Dois dias após a decisão da Suprema Corte dos EUA no caso Callais, estados do sul aceleram o redesenho de mapas eleitorais para reduzir a vantagem de eleitores negros. As mudanças visam consolidar distritos com maioria branca, alterando a composição de câmaras e gabinetes.
Na Louisiana, o governador ordenou a suspensão das eleições para redesenhar os mapas, buscando eliminar um distrito com maioria democrata e preencher com uma configuração que diminua a participação negra. A ação ocorre no âmbito de um comitê legislativo e pode atrasar a eleição em curso.
Em Alabama, a Assembleia dominada pelos republicanos abriu uma sessão especial para permitir que resultados primários sejam anulados caso tribunais retirem a liminar sobre o redesenho. O objetivo é manter a possibilidade de revisão dos distritos conforme decisões judiciais.
Na Flórida, legisladores realizaram sessão especial de redistritamento e aprovaram um mapa que concentra eleitores negros e pardos em quatro distritos, com oclusão de outras áreas onde há maioria democrata. A secretária de Estado não divulgou mapas com antecedência aos legisladores.
Mississippi convocou sessão no futuro para revisar o atual mapa, em que um único distrito mantém uma representatividade negra. O projeto prevê deixar o prédio do antigo capitólio, em Jackson, como sede de reuniões durante o processo, gerando críticas sobre simbolismo e impacto político.
Tennessee aprovou, em sessão especial, a passagem de novos mapas para o Congresso, direcionando o mapa para ampliar a participação branca. Durante a votação, houve tumulto no plenário, com protestos de apoiadores e transeuntes, sinalizando forte contestação pública.

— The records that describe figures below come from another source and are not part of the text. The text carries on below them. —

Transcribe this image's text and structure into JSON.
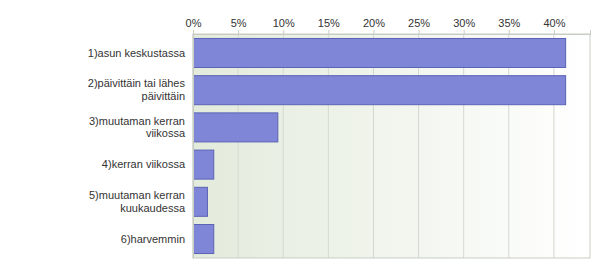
{
  "chart_data": {
    "type": "bar",
    "orientation": "horizontal",
    "categories": [
      "1)asun keskustassa",
      "2)päivittäin tai lähes päivittäin",
      "3)muutaman kerran viikossa",
      "4)kerran viikossa",
      "5)muutaman kerran kuukaudessa",
      "6)harvemmin"
    ],
    "values": [
      41.3,
      41.3,
      9.4,
      2.3,
      1.6,
      2.3
    ],
    "color": "#7f86d8",
    "xlim": [
      0,
      44
    ],
    "xticks": [
      {
        "value": 0,
        "label": "0%"
      },
      {
        "value": 5,
        "label": "5%"
      },
      {
        "value": 10,
        "label": "10%"
      },
      {
        "value": 15,
        "label": "15%"
      },
      {
        "value": 20,
        "label": "20%"
      },
      {
        "value": 25,
        "label": "25%"
      },
      {
        "value": 30,
        "label": "30%"
      },
      {
        "value": 35,
        "label": "35%"
      },
      {
        "value": 40,
        "label": "40%"
      }
    ],
    "grid": true
  }
}
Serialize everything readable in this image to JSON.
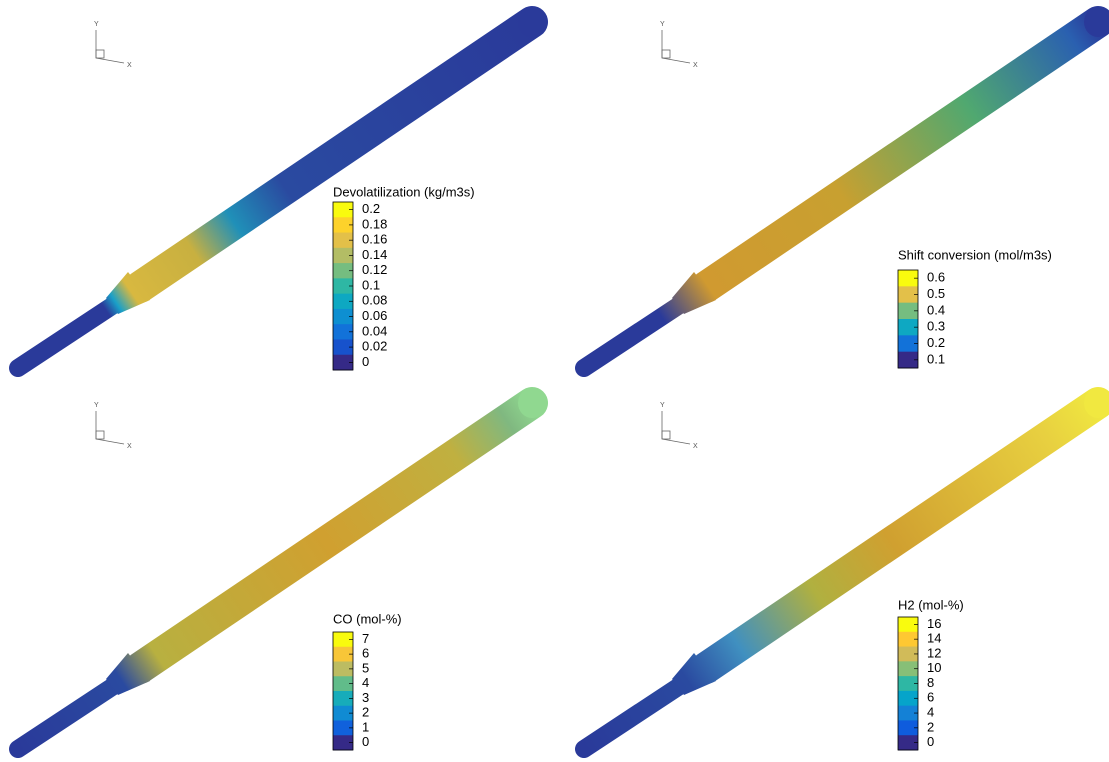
{
  "panels": [
    {
      "axis": {
        "y": "Y",
        "x": "X"
      },
      "legend": {
        "title": "Devolatilization (kg/m3s)",
        "ticks": [
          0.2,
          0.18,
          0.16,
          0.14,
          0.12,
          0.1,
          0.08,
          0.06,
          0.04,
          0.02,
          0
        ]
      }
    },
    {
      "axis": {
        "y": "Y",
        "x": "X"
      },
      "legend": {
        "title": "Shift conversion (mol/m3s)",
        "ticks": [
          0.6,
          0.5,
          0.4,
          0.3,
          0.2,
          0.1
        ]
      }
    },
    {
      "axis": {
        "y": "Y",
        "x": "X"
      },
      "legend": {
        "title": "CO (mol-%)",
        "ticks": [
          7,
          6,
          5,
          4,
          3,
          2,
          1,
          0
        ]
      }
    },
    {
      "axis": {
        "y": "Y",
        "x": "X"
      },
      "legend": {
        "title": "H2 (mol-%)",
        "ticks": [
          16,
          14,
          12,
          10,
          8,
          6,
          4,
          2,
          0
        ]
      }
    }
  ]
}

Analistas apontam que a rapidez dos movimentos remete a estratégias da era de segregação para ampliar poder de votos brancos. Organizações de direitos eleitorais trabalham para contestar as mudanças, com ações judiciais previstas.
Na prática, ativistas afirmam que as alterações podem reduzir a possibilidade de participação de eleitores negros em eleições futuras, ampliando o risco de descrédito institucional. Observadores ressaltam que os trâmites legais devem respeitar prazos constitucionais e normas de comitês.
Diante do cenário, grupos comunitários planejam ações de mobilização para acompanhar as mudanças, com foco em transparência, participação cívica e mecanismos legais disponíveis para contestação. As ações legais devem esclarecer se houve violação de direitos ou de normas estaduais.